Nadeau adds, “Year over year, while specific policies and practices may evolve as employers think of new ways to support employees in these areas, the underlying commitment to fair pay and special benefits is an ongoing hallmark of the companies we see on our list.”
Part of the application process requires companies to detail their diversity and inclusion policies and programs. “The Best Companies are committed to fostering a workplace that promotes diversity of thoughts, backgrounds, and contributions,” Nadeau explains. “They have leadership development programs, recruitment strategies, events, and leadership positions all dedicated to hiring, retaining, and promoting employees from diverse backgrounds.”
It’s clearly a work in progress, as only 18 of the 100 best companies have 21% or more executives or senior managers who are minorities. However, 76 of the top 100 have 31% or more of executives or senior managers who are women.

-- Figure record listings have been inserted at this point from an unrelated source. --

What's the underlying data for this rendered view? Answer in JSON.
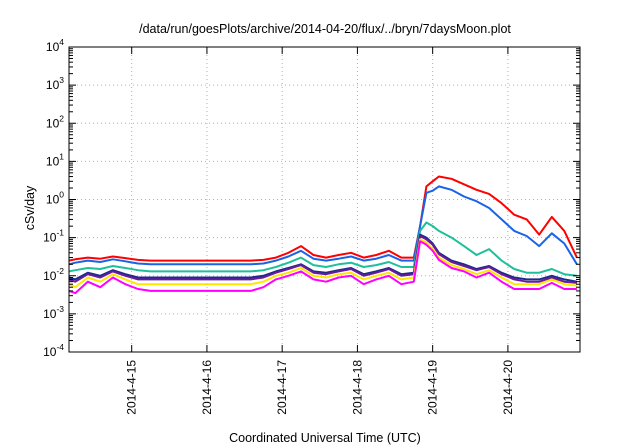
{
  "chart_data": {
    "type": "line",
    "title": "/data/run/goesPlots/archive/2014-04-20/flux/../bryn/7daysMoon.plot",
    "xlabel": "Coordinated Universal Time (UTC)",
    "ylabel": "cSv/day",
    "y_scale": "log",
    "ylim": [
      0.0001,
      10000
    ],
    "y_ticks": [
      {
        "base": "10",
        "exp": "-4",
        "value": 0.0001
      },
      {
        "base": "10",
        "exp": "-3",
        "value": 0.001
      },
      {
        "base": "10",
        "exp": "-2",
        "value": 0.01
      },
      {
        "base": "10",
        "exp": "-1",
        "value": 0.1
      },
      {
        "base": "10",
        "exp": "0",
        "value": 1
      },
      {
        "base": "10",
        "exp": "1",
        "value": 10
      },
      {
        "base": "10",
        "exp": "2",
        "value": 100
      },
      {
        "base": "10",
        "exp": "3",
        "value": 1000
      },
      {
        "base": "10",
        "exp": "4",
        "value": 10000
      }
    ],
    "x_ticks": [
      "2014-4-15",
      "2014-4-16",
      "2014-4-17",
      "2014-4-18",
      "2014-4-19",
      "2014-4-20"
    ],
    "xlim": [
      "2014-04-14T04:00",
      "2014-04-20T23:00"
    ],
    "grid": true,
    "x": [
      "2014-04-14T04:00",
      "2014-04-14T06:00",
      "2014-04-14T10:00",
      "2014-04-14T14:00",
      "2014-04-14T18:00",
      "2014-04-14T22:00",
      "2014-04-15T02:00",
      "2014-04-15T06:00",
      "2014-04-15T10:00",
      "2014-04-15T14:00",
      "2014-04-15T18:00",
      "2014-04-15T22:00",
      "2014-04-16T02:00",
      "2014-04-16T06:00",
      "2014-04-16T10:00",
      "2014-04-16T14:00",
      "2014-04-16T18:00",
      "2014-04-16T22:00",
      "2014-04-17T02:00",
      "2014-04-17T06:00",
      "2014-04-17T10:00",
      "2014-04-17T14:00",
      "2014-04-17T18:00",
      "2014-04-17T22:00",
      "2014-04-18T02:00",
      "2014-04-18T06:00",
      "2014-04-18T10:00",
      "2014-04-18T14:00",
      "2014-04-18T18:00",
      "2014-04-18T20:00",
      "2014-04-18T22:00",
      "2014-04-19T00:00",
      "2014-04-19T02:00",
      "2014-04-19T06:00",
      "2014-04-19T10:00",
      "2014-04-19T14:00",
      "2014-04-19T18:00",
      "2014-04-19T22:00",
      "2014-04-20T02:00",
      "2014-04-20T06:00",
      "2014-04-20T10:00",
      "2014-04-20T14:00",
      "2014-04-20T18:00",
      "2014-04-20T22:00"
    ],
    "series": [
      {
        "color": "#ff0000",
        "values": [
          0.025,
          0.027,
          0.03,
          0.028,
          0.032,
          0.029,
          0.026,
          0.025,
          0.025,
          0.025,
          0.025,
          0.025,
          0.025,
          0.025,
          0.025,
          0.025,
          0.026,
          0.03,
          0.04,
          0.06,
          0.035,
          0.03,
          0.035,
          0.04,
          0.03,
          0.035,
          0.045,
          0.03,
          0.03,
          0.2,
          2.2,
          3,
          4,
          3.5,
          2.5,
          1.8,
          1.4,
          0.8,
          0.4,
          0.3,
          0.12,
          0.35,
          0.15,
          0.03
        ]
      },
      {
        "color": "#1a63e8",
        "values": [
          0.02,
          0.022,
          0.025,
          0.023,
          0.027,
          0.024,
          0.021,
          0.02,
          0.02,
          0.02,
          0.02,
          0.02,
          0.02,
          0.02,
          0.02,
          0.02,
          0.021,
          0.025,
          0.032,
          0.045,
          0.028,
          0.025,
          0.028,
          0.032,
          0.025,
          0.028,
          0.035,
          0.025,
          0.025,
          0.2,
          1.5,
          1.7,
          2.2,
          1.8,
          1.2,
          0.9,
          0.6,
          0.3,
          0.15,
          0.11,
          0.06,
          0.13,
          0.07,
          0.02
        ]
      },
      {
        "color": "#1fbf9b",
        "values": [
          0.013,
          0.014,
          0.016,
          0.015,
          0.018,
          0.016,
          0.014,
          0.013,
          0.013,
          0.013,
          0.013,
          0.013,
          0.013,
          0.013,
          0.013,
          0.013,
          0.014,
          0.017,
          0.022,
          0.03,
          0.019,
          0.017,
          0.02,
          0.022,
          0.017,
          0.019,
          0.023,
          0.017,
          0.017,
          0.15,
          0.25,
          0.2,
          0.15,
          0.1,
          0.06,
          0.035,
          0.05,
          0.025,
          0.015,
          0.012,
          0.012,
          0.015,
          0.011,
          0.01
        ]
      },
      {
        "color": "#1b2a8c",
        "values": [
          0.009,
          0.008,
          0.012,
          0.01,
          0.014,
          0.011,
          0.009,
          0.009,
          0.009,
          0.009,
          0.009,
          0.009,
          0.009,
          0.009,
          0.009,
          0.009,
          0.01,
          0.013,
          0.016,
          0.02,
          0.013,
          0.012,
          0.014,
          0.016,
          0.011,
          0.013,
          0.016,
          0.011,
          0.012,
          0.12,
          0.1,
          0.07,
          0.04,
          0.025,
          0.02,
          0.015,
          0.018,
          0.012,
          0.009,
          0.008,
          0.008,
          0.01,
          0.008,
          0.007
        ]
      },
      {
        "color": "#6a1b9a",
        "values": [
          0.008,
          0.007,
          0.011,
          0.009,
          0.013,
          0.01,
          0.008,
          0.008,
          0.008,
          0.008,
          0.008,
          0.008,
          0.008,
          0.008,
          0.008,
          0.008,
          0.009,
          0.012,
          0.015,
          0.019,
          0.012,
          0.011,
          0.013,
          0.015,
          0.01,
          0.012,
          0.015,
          0.01,
          0.011,
          0.11,
          0.09,
          0.065,
          0.037,
          0.023,
          0.018,
          0.014,
          0.017,
          0.011,
          0.008,
          0.007,
          0.007,
          0.009,
          0.007,
          0.0065
        ]
      },
      {
        "color": "#ffe600",
        "values": [
          0.006,
          0.005,
          0.009,
          0.007,
          0.011,
          0.008,
          0.006,
          0.006,
          0.006,
          0.006,
          0.006,
          0.006,
          0.006,
          0.006,
          0.006,
          0.006,
          0.007,
          0.01,
          0.012,
          0.016,
          0.01,
          0.009,
          0.011,
          0.012,
          0.008,
          0.01,
          0.012,
          0.008,
          0.009,
          0.09,
          0.075,
          0.05,
          0.03,
          0.019,
          0.015,
          0.011,
          0.014,
          0.009,
          0.006,
          0.006,
          0.006,
          0.008,
          0.006,
          0.0055
        ]
      },
      {
        "color": "#ff00ff",
        "values": [
          0.004,
          0.0035,
          0.007,
          0.005,
          0.009,
          0.006,
          0.0045,
          0.004,
          0.004,
          0.004,
          0.004,
          0.004,
          0.004,
          0.004,
          0.004,
          0.004,
          0.005,
          0.008,
          0.01,
          0.013,
          0.008,
          0.007,
          0.009,
          0.01,
          0.006,
          0.008,
          0.01,
          0.006,
          0.007,
          0.08,
          0.065,
          0.045,
          0.026,
          0.016,
          0.013,
          0.009,
          0.012,
          0.007,
          0.0045,
          0.0045,
          0.0045,
          0.0065,
          0.0045,
          0.0045
        ]
      }
    ]
  }
}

At No. 12-ranked W. L. Gore & Associates (better known as the manufacturer of Gore-Tex and Glide dental floss), they are developing a network of more than 150 “diversity champions” who will sustain the diversity dialogue at a plant level. After extensive training, each champion commits to driving a diversity project ranging from from large-scale events to lunch-and-learn sessions and plant “diversity councils” that prompt discussions of differences in the facility.
Some other ways the top companies are promoting diversity is through their supplier network. At biotech company Regeneron (No. 72), Deb Tegan, executive director of procurement, said in a statement, “We never want a purchase to stall a business or scientific objective, and we have found over the years that small and diverse businesses are more nimble, rapid responders. And it allows us to support our local community.”
Others such as Marriott (No. 83) ties bonuses for managers to a Human Capital Index that is based on retention and diversity results as well as leadership effectiveness ratings. General managers at each hotel are also given bonuses that reflect, in part, the achievement of each property’s diversity goals.
“We believe that any company can be a great workplace,” says Nadeau, admitting that some industries such as retail and hospitality are more challenging to work in. The best companies, even in these industries, create great workplaces through strong relationships with their employees, she says. “One may think that to be a great workplace, you need a lot of money to lavish employees with expensive perks and salaries,” she explains. “However, “thank-yous” and genuine signs of appreciation don’t cost a dime, but can make a huge impact on employees’ experiences.”